Builtin argmin is slower than manual

I don’t understand how this is possible. I tried it many times, targmin always wins, and by quite a significant margin (1.5.2)

using BenchmarkTools

function targmin(a)
    m = Inf
    ind = 0
    for i in 1:length(a)
        if a[i] < m
            m = a[i]
            ind = i
        end
    end
    ind
end

a = rand(10 ^ 8);

println(argmin(a) == targmin(a))

@btime argmin(a)
@btime targmin(a)

true
382.492 ms (1 allocation: 16 bytes)
182.026 ms (1 allocation: 16 bytes)

I can replicate this on master. It would be great to get to the bottom of this — ideally with a fix, but at least opening an issue.

Note that your code assumes that eltype(a) is comparable to Float64, since m is Inf in the first iteration. That might not necessarily be the case. You’re also assuming 1-based indexing, eachindex would be better.

That said, I think the crux of the matter is that argmin does findmin, which itself calls findminmax! (seemingly very complex function)

Additionally, argmin allows for reduction across arbitrary dimensions, your targmin always reduces over the whole array.

1 Like

The core of argmin is:

https://github.com/JuliaLang/julia/blob/ba06f439d187ff98530487508fd9844fce6a9e49/base/array.jl#L2205-L2226

It does some extra stuff to handle NaN etc and it is generic on the type of the array. But maybe it could be optimized as well (the code in question is quite old), for example, is both the m != m and ai != ai needed in every loop iteration?
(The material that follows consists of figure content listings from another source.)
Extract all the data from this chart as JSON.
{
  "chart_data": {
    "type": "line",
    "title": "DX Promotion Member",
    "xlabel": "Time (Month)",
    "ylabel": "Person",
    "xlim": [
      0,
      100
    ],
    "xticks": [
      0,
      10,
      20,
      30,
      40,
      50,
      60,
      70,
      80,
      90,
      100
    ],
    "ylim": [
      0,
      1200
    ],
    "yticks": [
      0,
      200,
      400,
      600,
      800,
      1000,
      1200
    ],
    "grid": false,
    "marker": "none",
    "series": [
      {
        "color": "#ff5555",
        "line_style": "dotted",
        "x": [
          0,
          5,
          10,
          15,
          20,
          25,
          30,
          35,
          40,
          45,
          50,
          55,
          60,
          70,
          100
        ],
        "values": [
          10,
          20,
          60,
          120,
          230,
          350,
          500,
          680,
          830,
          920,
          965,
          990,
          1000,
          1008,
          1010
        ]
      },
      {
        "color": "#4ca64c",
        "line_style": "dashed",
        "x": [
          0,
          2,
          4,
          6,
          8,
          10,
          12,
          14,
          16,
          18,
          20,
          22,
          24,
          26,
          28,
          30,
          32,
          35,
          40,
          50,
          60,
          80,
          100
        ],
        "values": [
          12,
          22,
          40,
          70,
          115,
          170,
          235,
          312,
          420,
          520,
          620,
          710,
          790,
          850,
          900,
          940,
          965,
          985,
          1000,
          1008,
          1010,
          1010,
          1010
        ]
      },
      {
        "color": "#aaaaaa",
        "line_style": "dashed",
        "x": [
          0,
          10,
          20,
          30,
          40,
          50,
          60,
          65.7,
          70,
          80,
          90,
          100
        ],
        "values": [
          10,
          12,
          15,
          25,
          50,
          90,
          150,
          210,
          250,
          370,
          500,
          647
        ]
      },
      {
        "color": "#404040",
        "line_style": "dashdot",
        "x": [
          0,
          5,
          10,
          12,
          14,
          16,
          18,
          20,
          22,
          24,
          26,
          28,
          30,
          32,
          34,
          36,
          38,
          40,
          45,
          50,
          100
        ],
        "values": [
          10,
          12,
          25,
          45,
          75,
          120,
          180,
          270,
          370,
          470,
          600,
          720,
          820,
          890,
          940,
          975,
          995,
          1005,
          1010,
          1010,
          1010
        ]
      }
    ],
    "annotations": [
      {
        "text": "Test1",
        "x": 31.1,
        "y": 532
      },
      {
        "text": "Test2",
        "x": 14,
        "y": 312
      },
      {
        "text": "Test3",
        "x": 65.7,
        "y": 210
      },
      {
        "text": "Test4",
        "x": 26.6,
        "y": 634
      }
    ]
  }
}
Oh wow, that code is ages old!

Those checks are needed to ensure the same behaviour as min and max for NaN, I think.

Yeah, I commented on the NaN handling but it does for exampe m != m over and over in the loop, even if m hasn’t changed.

I wonder why the “change in iteration protocol” commit didn’t change to the new for loop as well and instead did it manually?

Probably because you want to peel off the first value to use as the initial minimum.

How about:

findmax(a) = _findmax(a, :)

function _findmax(a, ::Colon)
    p = pairs(a)
    y = @inbounds iterate(p)
    if y === nothing
        throw(ArgumentError("collection must be non-empty"))
    end
    (mi, m), s = y
    isnan(m) && return m, mi
    i = mi
    while true
        y = @inbounds iterate(p, s)
        y === nothing && break
        (i, ai), s = y
        isnan(ai) && return ai, i
        # Neither `m` nor `ai` can be NaN here so can use `<` instead of `isless`.
        # Edit: not true, consider 0.0 < -0-0 == false
        if m < ai
            m, mi = ai, i
        end
    end
    return m, mi
end

does anyone see any problems with that?

Edit, the isnan should be changed back to ai != ai to handle missing…
Edit Edit: actually, findmax is already broken with respect to missing

julia> findmax([missing, 1])
ERROR: TypeError: non-boolean (Missing) used in boolean context

Edit Edit Edit: My code fails to handle signed zero I think.

1 Like

You would not need to bail out early at all, isless already treats NaN the way you want

          while true
               y = iterate(p, s)
               y === nothing && break
               (i, ai), s = y
               if isless(m, ai)
                   m = ai
                   mi = i
               end
           end
julia> findmax([1, NaN,  2])
(NaN, 2)

Not sure if you should have a branch just for finding NaNs faster at all.

But early exit is nice in case you have a NaN at the beginning, or?

There are many early exits you could imagine, e.g. typemax(T) where T <: Union{Int32, Int64, Int128} etc., the NaN early exit seems to be of less use. And here luckily

julia> isless(NaN, NaN)
false

so you actually find the first NaN as promised.

2 Likes

Yeah, that’s true.

PS: This behaviour is also not very convincing to me:

julia> struct LargerThanNaN
       end

julia> Base.isless(_, ::LargerThanNaN) = true

julia> findmax([1, NaN, LargerThanNaN()])
(NaN, 2)

3 Likes

IEEE specifies that NaN is supposed to propagate to indicate an error in an earlier computation. We’re not returning NaN because it’s the maximum (or minimum), but because it flags an illegal operation in a preceding computation.

Personally, since m < NaN is false, I would never want NaN as the result of maximum (or minimum for that matter), but that’s so 2008 of me. As of 2019, we should really be specifying whether we want maximum or maximumNumber to clarify our intent as to whether we want errors to propagate or be discarded.

How fun it is that Julia predates the latest floating point standard.